Eu não aguento mais bicha discreta, de Alisson Carvalho

Frida Evolet
Frida Evolet

Ninguém viu o sangue desgrudando das veias do cara, ninguém costuma ver essas coisas de morte matada. Era noite, o vapor expelido pela terra camuflava os transeuntes, era neblina? Ninguém sabe, ninguém nunca sabe dizer o que se precisa, o que precisa ser dito.

A noite furtava a luz, consequentemente não sabemos distinguir o que é poça de água ou sangue coagulado. E esse é o maior perigo quando se camufla a realidade: tornar o que é óbvio algo turvo e dúbio.

Minutos antes, talvez, se tivesse olhado para o céu, as nuvens ou os lampejos no horizonte, teria evitado o futuro resfriado, a futura gripe, a tuberculose e a crise alérgica. Mas ninguém segura, tampouco prende o corpo quando o corpo quer agir, principalmente impulsionado pelas grandes emoções.

Existe algo mais clichê do que a própria palavra clichê? Existe: o pranto sob a chuva.
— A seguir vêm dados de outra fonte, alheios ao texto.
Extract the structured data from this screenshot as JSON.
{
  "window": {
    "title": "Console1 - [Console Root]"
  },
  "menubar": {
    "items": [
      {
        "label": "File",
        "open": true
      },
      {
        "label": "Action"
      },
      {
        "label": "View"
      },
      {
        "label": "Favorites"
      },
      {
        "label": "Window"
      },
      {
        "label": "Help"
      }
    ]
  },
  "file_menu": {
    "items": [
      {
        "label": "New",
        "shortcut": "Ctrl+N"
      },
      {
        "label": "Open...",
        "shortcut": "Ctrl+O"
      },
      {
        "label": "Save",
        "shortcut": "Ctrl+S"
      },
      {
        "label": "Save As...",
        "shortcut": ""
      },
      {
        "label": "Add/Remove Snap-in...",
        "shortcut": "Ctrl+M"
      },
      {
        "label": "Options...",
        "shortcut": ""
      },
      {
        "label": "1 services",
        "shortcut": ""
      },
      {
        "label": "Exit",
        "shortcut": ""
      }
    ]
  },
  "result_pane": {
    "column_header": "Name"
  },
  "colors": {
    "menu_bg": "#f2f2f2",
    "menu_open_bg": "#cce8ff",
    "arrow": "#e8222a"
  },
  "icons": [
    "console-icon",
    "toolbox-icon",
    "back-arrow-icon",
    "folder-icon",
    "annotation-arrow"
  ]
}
Sair e no meio da fuga ser atingido pela tempestade é o cúmulo da derrota, mas caso aconteça, o mínimo que se pode fazer é aproveitar a dor causada pela agressividade das gotas gélidas e moralistas.

É necessário e até urgente que se afirme algumas questões, tais quais:

  • O equilíbrio é hipervalorizado;
  • Treinamos para a mediocridade.

Portanto, diante do exposto, dá para compreender porque tudo que foge da média é endeusado e ridicularizado, nunca aceito.

Tentam enquadrar, padronizar, mecanizar e tolher tudo que foge da curva da sanidade. Ser aceito é ser equilibrado, simples, ter as expressões e reações estimada socialmente, ou seja, não surpreender.

Na parte falocêntrica da cidade, você pode ser tudo, desde que reproduza os princípios do cidadão médio: ser hétero, branco e (censurado pelo patrocinador).

Estudei o céu nublado e os lampejos não me assustaram, os brados moralistas tolhiam meu grito e as lágrimas deixaram de existir. O sangue não era rubro, era o rímel que escorria pelas bordas das pálpebras inferiores. Não caí ajoelhado e nem tocou música de fundo, como manda o clichê dramático. Continuei andando pela rua com o semblante inexpressivo enquanto o meu sangue multicolorido escorria pela pele.

Era mais que make up, era minha vida, era eu, era a minha alma, era meu ser.

Se ao menos eu tivesse olhado mais atentamente antes de sair, talvez, só talvez tivesse avistado as nuvens prenunciando o desastre.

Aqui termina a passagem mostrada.